I had many beers in the brewery at Dancing Gnome. In fact, it's one of the funnest places I've frequented on my trips to Pennsylvania. Admittedly, I enjoy the company I go with, but the atmosphere is lively enough for fun but sedate enough for grown damn adults to not be annoyed with assorted collegiate shenanigans. Yes, it's a bit hipster, but I think that might be the new normal.
I cannot continue to comment about the look of the beer being thick and hazy and effectively like orange juice that has possibly sat out a little too long or maybe had tangerine added to it for color. Again, microscopic bubbles are scattered about the surface and they leave lacing in their wake. The aroma is drastically simpler than its stablemates with orange, tangerine, and pineapple.First sip is simpler than the others, but it retains the unusual dry finish that lingers with a strained bitterness. The fruits themselves taste pretty good, but the fact that this is simpler than the others may not be working to its benefit. Instead, the rather brief appearance of the fruits isn't enough to justify the dry and bitter back-end. No, this is not a sipper.

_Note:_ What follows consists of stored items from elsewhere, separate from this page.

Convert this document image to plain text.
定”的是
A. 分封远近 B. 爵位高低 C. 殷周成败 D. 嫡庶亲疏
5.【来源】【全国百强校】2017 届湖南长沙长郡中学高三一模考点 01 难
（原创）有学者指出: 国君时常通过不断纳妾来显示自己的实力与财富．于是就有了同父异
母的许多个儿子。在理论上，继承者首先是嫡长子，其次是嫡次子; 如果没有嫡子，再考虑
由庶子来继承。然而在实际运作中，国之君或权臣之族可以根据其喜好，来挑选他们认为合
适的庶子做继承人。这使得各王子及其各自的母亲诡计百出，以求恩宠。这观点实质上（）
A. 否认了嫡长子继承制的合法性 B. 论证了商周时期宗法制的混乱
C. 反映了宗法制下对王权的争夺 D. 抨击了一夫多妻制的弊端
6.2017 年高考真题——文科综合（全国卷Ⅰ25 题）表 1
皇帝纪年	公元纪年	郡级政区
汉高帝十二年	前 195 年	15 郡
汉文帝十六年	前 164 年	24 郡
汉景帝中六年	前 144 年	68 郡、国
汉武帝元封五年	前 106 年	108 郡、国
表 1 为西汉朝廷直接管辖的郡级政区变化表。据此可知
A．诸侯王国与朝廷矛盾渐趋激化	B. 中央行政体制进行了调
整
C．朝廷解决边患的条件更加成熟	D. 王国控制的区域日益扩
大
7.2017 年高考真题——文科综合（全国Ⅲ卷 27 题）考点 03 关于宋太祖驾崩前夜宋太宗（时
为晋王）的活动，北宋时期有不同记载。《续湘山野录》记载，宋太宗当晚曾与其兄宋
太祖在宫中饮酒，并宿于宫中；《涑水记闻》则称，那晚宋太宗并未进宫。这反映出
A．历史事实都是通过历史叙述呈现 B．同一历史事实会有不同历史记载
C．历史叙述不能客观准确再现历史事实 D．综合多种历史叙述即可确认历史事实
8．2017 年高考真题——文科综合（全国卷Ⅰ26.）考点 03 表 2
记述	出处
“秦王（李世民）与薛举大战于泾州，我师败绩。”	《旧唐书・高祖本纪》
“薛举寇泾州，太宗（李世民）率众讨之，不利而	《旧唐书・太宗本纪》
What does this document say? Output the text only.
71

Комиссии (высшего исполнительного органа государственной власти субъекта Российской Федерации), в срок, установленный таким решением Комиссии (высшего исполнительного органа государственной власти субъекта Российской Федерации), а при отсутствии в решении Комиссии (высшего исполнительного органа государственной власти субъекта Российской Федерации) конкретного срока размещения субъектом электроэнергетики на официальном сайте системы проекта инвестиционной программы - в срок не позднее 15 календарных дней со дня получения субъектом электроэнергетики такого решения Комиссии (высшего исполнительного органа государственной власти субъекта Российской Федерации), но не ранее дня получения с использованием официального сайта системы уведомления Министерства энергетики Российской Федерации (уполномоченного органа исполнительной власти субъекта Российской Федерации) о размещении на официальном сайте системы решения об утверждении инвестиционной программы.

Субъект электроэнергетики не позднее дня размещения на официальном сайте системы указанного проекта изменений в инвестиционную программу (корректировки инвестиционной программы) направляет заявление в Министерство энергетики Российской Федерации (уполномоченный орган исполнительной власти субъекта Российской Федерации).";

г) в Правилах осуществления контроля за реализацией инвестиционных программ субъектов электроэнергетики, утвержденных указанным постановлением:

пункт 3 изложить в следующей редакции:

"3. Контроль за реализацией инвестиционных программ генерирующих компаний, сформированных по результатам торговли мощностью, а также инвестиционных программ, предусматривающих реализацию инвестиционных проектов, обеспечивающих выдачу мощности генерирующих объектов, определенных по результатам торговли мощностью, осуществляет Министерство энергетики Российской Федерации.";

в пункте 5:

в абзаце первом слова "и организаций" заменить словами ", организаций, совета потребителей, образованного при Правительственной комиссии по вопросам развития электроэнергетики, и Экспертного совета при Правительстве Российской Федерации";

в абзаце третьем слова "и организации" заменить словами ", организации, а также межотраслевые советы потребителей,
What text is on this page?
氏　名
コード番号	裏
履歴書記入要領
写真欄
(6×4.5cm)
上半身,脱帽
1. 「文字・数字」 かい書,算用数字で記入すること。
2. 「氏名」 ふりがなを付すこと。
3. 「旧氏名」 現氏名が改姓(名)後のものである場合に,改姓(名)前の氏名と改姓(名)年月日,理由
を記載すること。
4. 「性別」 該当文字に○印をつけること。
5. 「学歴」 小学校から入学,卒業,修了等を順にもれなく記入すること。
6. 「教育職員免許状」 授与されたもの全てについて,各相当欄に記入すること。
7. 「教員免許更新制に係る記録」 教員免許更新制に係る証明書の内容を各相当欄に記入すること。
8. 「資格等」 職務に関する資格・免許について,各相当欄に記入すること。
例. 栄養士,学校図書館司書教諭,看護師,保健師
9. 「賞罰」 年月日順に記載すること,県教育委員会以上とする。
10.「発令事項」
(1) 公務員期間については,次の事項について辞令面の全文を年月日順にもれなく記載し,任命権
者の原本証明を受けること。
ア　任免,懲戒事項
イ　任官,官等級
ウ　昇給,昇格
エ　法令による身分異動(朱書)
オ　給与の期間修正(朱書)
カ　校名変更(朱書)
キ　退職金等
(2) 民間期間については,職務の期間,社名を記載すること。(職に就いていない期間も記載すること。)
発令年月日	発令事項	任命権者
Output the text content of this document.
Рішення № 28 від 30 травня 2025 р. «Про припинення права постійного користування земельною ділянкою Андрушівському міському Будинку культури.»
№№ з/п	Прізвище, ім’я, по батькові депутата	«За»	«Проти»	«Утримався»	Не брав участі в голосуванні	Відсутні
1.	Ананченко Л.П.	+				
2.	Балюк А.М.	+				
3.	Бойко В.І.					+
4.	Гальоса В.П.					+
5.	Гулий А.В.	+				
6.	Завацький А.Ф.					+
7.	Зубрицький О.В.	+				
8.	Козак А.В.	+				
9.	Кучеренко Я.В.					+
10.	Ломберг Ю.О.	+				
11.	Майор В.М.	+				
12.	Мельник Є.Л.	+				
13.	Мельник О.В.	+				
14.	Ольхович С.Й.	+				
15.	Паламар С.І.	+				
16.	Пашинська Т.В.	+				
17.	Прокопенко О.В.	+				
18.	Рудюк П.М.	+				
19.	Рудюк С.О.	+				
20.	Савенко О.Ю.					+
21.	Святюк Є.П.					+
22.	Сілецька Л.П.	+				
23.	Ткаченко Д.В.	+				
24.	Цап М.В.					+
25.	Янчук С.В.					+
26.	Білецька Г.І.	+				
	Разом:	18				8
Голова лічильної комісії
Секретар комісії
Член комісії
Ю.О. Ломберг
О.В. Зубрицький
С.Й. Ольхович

Tip-in is sweet and tart pineapple and orange with a gentle malt. The middle brings rather contentious carbonation sting around the entire mouth as the smooth fruits and malt slide down the center quickly. The finish is dryness with a bitterness that is encroaching quickly and eventually takes over before a dry tartness is allowed to hit in the trail off.
Bottom Line: Not as good as the others, but not terrible.